- Remove dependencies' version, solve some dependency conflicts.
- Replace
unidecode
withanyascii
for license compliance. - Add support for Python 3.12.
- Fix issue 20: allows to customize the name of an iamsystem spaCy component and to add multiple iamsystem components into a spaCy pipeline.
- Fix issue 18: create multiple annotations when a keyword is repeated in the same window.
- IAnnotation: remove 'brat_formatter' instance getter/setter. 'set_brat_formatter' becomes a class method to change the BratFormatter.
- Rename BratFormatters classes.
- Span (super class of Annotation): remove 'to_brat_format' method.
- Remove "offsets" attribute from the dictionary produced by the 'to_dict' method of an annotation.
- FuzzyAlgo and ISynsProvider, get_synonyms method: change parameter name 'states' to 'transitions'.
- Bug fixes: 11 to 16.
- Add the 'NoOverlap' matching strategy.
- Add a versioning number to the dictionary representation of an annotation.
- IToken interface: add a 'i' attribute, the token index.
- FuzzyAlgo: replace 'i', the index of the token for which synonyms are expected by the token: since token has now a 'i' attribute, it's possible to retrieve its context tokens.
- BratDocument: remove "text" parameter. This parameter is now handled by the annotation's brat_formatter.
- BratFormatter: the user can set how to create a Brat annotation.
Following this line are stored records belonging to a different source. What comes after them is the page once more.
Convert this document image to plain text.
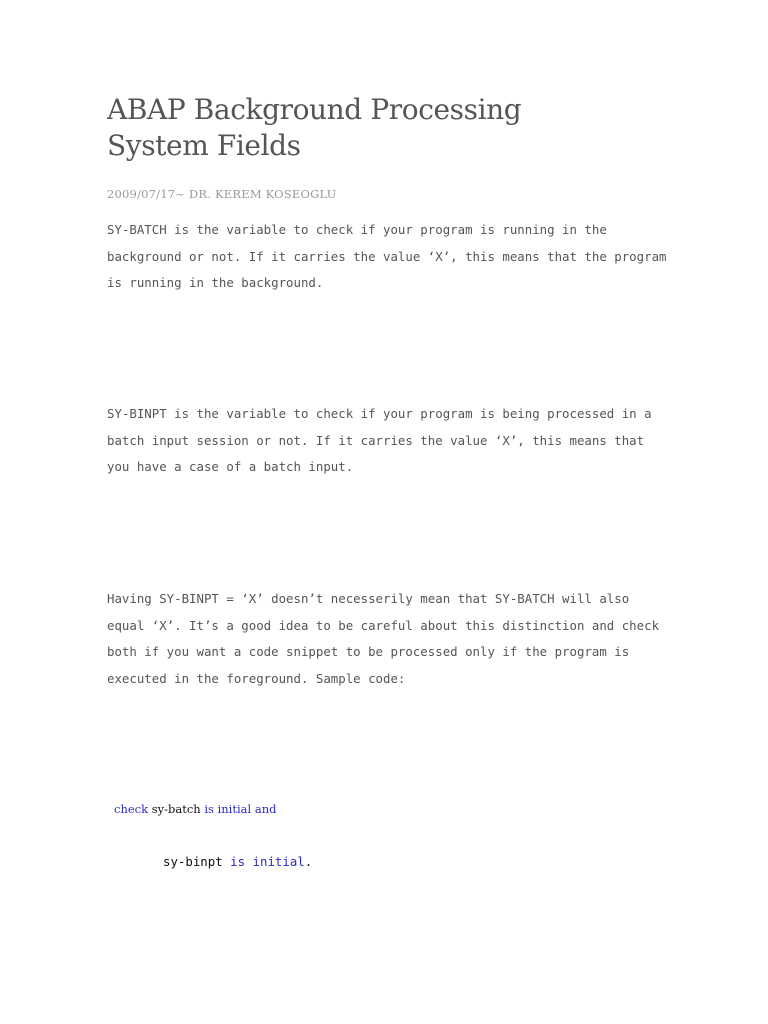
ABAP Background Processing
System Fields
2009/07/17~ DR. KEREM KOSEOGLU

SY-BATCH is the variable to check if your program is running in the background or not. If it carries the value ‘X’, this means that the program is running in the background.

SY-BINPT is the variable to check if your program is being processed in a batch input session or not. If it carries the value ‘X’, this means that you have a case of a batch input.

Having SY-BINPT = ‘X’ doesn’t necesserily mean that SY-BATCH will also equal ‘X’. It’s a good idea to be careful about this distinction and check both if you want a code snippet to be processed only if the program is executed in the foreground. Sample code:

check sy-batch is initial and
sy-binpt is initial.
- IAnnotation interface added.
- The list of stopwords are added to each annotation instance. It allows to keep information on the matching strategy and to know the importance of stopwords in the detection.
- IMatcher interface: the window size parameter w was removed from the annot_text function. In the Matcher class, this parameter becomes an attribute.
- Matcher: remove add_labels function, add_keywords function supports an Iterable of string labels.
- SpellWiseWrapper init: 'spellwise_algo' argument renamed 'measure' to be consistent with string distance algorithm.
- SpellWiseWrapper add_words_to_ignore is deprecated, moved to the init function.
- Fuzzyregex init: 'algo_name' argument renamed 'name'.
- IKeyword: remove get_kb_id function, a keyword doesn't have a kb_id. An IEntity was created to store a kb_id attribute.
- Term class is renamed 'Entity', code attribute is replace by 'kb_id'.
- Added support for pysimstring library (string distance fuzzy algorithm).
- Created StringDistance, parent class of pysimstring and spellwise wrapper.
- Created IWords2ignore for StringDistance algorithms to ignore common words. This speeds up these algorithms and reduces the false positive rate.
- Added a Matcher.build() function that greatly simplifies the construction of the Matcher. The documentation has been updated accordingly.
- Added an IBaseMatcher interface to be the main interface of any IAMsystem matcher (currently only one) which should not be changed in the future.